Sandra (Vaghe stelle dell’Orsa) (1965) 105 min
Director: Luchino Visconti
Shady family secrets, incestuous sibling bonds, descents into madness, decades-old conspiracies: with Sandra, Luchino Visconti traded The Leopard’s elegiac grandeur for something grittier and pulpier: the Electra myth in the form of a gothic melodrama. Claudia Cardinale’s title character returns to her ancestral home in Tuscany and has an unexpected encounter with her long-lost brother and a reckoning with her family’s dark wartime past. Shooting in a decaying mansion set amid a landscape of ruins, Visconti found a new idiom for the great theme of his late career: the slow death of an aristocracy rooted in classical ideals but long since hollowed out by decadence and corruption. Restored by Sony Pictures Entertainment and Fondazione Cineteca di Bologna in collaboration with Archivio Storico delle Arti Contemporanee (ASAC).

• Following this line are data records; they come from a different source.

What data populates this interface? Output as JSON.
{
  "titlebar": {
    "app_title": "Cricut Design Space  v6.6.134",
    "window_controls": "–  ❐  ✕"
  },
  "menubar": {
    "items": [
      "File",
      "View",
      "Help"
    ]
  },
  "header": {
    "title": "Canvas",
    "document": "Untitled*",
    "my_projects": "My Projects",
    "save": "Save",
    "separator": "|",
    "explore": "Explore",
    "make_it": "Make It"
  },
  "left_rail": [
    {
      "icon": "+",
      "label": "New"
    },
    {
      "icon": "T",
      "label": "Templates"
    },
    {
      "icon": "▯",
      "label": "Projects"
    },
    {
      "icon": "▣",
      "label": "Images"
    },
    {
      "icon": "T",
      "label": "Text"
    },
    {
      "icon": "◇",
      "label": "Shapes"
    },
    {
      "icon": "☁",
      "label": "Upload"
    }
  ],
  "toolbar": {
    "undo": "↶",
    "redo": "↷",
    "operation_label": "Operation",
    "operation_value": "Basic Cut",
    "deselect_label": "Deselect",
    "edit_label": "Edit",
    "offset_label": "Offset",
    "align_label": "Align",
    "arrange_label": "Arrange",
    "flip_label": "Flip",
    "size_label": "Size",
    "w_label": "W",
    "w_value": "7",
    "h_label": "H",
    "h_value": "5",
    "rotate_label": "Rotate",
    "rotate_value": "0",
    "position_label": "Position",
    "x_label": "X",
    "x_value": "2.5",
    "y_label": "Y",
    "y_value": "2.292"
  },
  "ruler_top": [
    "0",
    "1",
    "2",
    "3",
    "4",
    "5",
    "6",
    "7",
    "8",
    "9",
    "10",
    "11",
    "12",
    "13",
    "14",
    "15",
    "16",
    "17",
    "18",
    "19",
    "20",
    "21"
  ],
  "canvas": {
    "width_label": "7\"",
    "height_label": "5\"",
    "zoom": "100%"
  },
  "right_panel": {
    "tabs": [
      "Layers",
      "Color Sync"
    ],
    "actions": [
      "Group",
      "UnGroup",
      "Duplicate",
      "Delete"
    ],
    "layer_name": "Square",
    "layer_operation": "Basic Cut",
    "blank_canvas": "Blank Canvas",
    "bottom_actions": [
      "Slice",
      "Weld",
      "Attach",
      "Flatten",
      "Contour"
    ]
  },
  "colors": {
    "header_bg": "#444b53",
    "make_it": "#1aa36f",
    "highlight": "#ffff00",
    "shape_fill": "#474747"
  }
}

They Live By Night (1948) 95 min
Director: Nicholas Ray
After his years in New York left-wing theater and on the road with Alan Lomax, Nick Ray went to Hollywood to work with his friend Elia Kazan. John Houseman brought Ray to RKO, then owned by Howard Hughes, and in 1948 the young director made one of the most striking debuts in American cinema. Adapted from Edward Anderson’s 1935 novel Thieves Like Us (which would be revisited in 1974 by Robert Altman), They Live By Night is at once innovative (the film opens with the first genuinely expressive helicopter shot), visually electrifying, behaviorally nuanced, and, in the scenes between the young Farley Granger and Cathy O’Donnell, soulfully romantic. Restored by Warner Brothers in collaboration with The Film Foundation and The Nicholas Ray Foundation.
Try and Get Me (1950) 85 min
Director: Cy Endfield
Soon-to-be-blacklisted director Cy Endfield’s coruscating film is based on Joe Pagano’s novel The Condemned (Pagano also wrote the adaptation), which was in turn based on the actual 1933 case of two men from San Jose who were taken into custody for the kidnapping and murder of a wealthy man and then dragged from their jail cells and lynched (the story of Fritz Lang’s American debut, Fury is drawn from the same incident). Endfield’s film, largely shot on location and animated by an acute awareness of class and economic pressures, carefully builds scene by scene to a truly harrowing climax. With terrific performances by Lloyd Bridges and Frank Lovejoy as the kidnappers. 35mm restored print courtesy of the UCLA Film & Television Archive; preservation funding provided by The Film Noir Foundation.